|The photo plank's first task was to act as a stage for my train of four Hudson skips. With some of my garden's bushes it doesn't look too bad, does it?|
I started making the photo plank by choosing a piece of left over plywood from the stash in my shed. On the 60 x 40 plywood I glued foam board for track base and some expanded polystyrene for the slightly raising ground to the rear. Once the glue had dried, I covered everything exept the track base with a layer of plaster.
|Sleepers are being glued in place with white glue (PVA).|
I used thin wooden profiles for sleepers. They were pre-weathered and surplus from an old 1:35 project. While far too thin to look like scale sleepers I thought that the ballast could serve to hide that. I spiked old H0 Peco Code 100 rails to the sleepers with ancient Roy Link track spikes. While a very small size, rail of that size was in use on narrow gauge industrial railways. With a weight of 7 kg/m it was solid enough for a short train of small skips. The rather coarse flanges of my 16 mm model does bump the occasional spike head so I have to use a rather larger rail size if I choose to scratch build my own track.
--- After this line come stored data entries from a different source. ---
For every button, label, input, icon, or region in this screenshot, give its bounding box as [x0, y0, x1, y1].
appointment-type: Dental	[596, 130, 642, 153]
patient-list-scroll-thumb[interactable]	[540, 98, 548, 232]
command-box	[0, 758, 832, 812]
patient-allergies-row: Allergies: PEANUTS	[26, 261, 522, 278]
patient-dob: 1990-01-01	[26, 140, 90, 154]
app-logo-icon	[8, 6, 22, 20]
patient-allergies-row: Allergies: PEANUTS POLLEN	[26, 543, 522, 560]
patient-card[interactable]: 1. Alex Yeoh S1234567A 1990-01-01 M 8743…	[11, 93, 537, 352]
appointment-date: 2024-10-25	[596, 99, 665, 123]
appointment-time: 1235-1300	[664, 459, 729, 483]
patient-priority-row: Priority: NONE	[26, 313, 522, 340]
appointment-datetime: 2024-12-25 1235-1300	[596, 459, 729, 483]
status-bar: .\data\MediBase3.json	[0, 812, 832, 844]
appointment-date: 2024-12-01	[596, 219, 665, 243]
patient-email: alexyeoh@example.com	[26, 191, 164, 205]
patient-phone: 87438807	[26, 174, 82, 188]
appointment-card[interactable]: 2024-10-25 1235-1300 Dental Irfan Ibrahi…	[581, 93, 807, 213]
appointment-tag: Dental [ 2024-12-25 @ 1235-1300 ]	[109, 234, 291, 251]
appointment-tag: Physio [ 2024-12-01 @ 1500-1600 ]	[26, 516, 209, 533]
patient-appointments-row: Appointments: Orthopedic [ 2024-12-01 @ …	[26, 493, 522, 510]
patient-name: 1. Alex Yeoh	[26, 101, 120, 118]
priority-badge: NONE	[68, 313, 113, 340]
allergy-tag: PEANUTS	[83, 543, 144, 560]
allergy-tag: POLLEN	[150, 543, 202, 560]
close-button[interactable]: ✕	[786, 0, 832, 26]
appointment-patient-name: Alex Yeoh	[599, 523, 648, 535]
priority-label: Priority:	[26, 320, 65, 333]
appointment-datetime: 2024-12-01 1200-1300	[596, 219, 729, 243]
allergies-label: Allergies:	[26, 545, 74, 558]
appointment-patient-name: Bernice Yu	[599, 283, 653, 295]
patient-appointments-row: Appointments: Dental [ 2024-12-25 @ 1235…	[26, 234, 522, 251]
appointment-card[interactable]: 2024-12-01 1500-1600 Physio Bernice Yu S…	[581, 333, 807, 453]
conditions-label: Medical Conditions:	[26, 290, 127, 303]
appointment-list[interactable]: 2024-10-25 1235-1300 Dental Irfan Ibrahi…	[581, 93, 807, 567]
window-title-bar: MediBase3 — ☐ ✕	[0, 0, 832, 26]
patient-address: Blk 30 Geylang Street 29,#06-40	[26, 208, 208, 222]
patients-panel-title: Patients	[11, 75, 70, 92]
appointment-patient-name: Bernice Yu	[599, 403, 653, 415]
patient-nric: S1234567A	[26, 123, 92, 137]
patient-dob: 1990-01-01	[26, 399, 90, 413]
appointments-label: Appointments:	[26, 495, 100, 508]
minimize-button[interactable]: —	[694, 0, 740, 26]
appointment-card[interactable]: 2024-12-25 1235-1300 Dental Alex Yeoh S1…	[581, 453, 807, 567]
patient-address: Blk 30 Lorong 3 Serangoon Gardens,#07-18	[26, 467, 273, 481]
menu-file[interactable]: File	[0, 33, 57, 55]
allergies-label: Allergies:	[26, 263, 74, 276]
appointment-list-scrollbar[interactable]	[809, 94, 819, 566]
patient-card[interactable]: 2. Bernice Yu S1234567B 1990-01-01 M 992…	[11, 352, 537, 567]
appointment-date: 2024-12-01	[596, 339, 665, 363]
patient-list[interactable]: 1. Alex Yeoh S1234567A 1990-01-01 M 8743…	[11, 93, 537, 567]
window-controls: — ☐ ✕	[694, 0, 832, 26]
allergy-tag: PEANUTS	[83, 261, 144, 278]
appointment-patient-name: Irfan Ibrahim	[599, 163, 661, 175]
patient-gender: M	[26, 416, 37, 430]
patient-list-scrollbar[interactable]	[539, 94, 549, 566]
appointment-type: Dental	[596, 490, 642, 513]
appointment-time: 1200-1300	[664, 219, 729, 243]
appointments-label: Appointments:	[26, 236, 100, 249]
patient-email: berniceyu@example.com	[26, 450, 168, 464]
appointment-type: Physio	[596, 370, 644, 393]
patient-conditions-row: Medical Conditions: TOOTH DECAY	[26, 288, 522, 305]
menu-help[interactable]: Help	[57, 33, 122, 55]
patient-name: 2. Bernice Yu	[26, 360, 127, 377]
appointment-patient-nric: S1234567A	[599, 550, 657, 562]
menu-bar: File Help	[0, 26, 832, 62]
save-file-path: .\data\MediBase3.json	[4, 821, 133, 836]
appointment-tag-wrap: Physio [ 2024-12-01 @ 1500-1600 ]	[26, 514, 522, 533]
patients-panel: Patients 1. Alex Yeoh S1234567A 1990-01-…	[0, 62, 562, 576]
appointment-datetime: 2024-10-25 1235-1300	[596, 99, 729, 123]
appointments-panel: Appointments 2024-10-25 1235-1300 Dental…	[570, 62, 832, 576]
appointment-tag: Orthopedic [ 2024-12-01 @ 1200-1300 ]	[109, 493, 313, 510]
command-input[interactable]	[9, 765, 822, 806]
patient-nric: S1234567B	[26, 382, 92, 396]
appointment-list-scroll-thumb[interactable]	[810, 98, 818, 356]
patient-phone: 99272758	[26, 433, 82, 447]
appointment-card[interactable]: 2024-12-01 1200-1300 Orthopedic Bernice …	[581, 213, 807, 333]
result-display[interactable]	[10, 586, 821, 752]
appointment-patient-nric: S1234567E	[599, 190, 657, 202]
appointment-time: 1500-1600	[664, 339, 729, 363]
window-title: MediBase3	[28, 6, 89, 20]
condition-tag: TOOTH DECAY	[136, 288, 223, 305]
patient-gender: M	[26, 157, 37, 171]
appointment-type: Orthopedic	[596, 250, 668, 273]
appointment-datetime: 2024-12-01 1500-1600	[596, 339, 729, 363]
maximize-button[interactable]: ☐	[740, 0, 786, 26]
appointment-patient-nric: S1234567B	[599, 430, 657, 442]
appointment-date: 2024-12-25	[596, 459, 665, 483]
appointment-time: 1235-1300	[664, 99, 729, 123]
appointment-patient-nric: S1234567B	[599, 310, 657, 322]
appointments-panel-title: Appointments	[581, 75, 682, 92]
|My Lister is progressing now. Here the plastered photo plank is used to show the partly primed Lister. Notice the light rail.|
With plaster dried and track laid, I painted rails and spikes with two rust colours and the ground a dark brown. I added clusters of grass and some flowers before I ballasted the track with sieved gravel and some chunky chalky stones I had lying around in a bag. I used my usual mix of 50/50 white glue and tap water with some detergent added to make the mix loose surface tension. I dripped the mix over the ballast with a syringe.
|Brown colour and clusters of grass added. Rails painted.|
|Track ballasted. Grass is next.|
The photo plank can still do with some drybrushing of the rather harshly coloured grass mats and I plan to fit a wire fence too. Perhaps even a telegraph pole to add a vertical aspect. But the plank already works better than a flat piece of unpainted plywood - and that is what matters.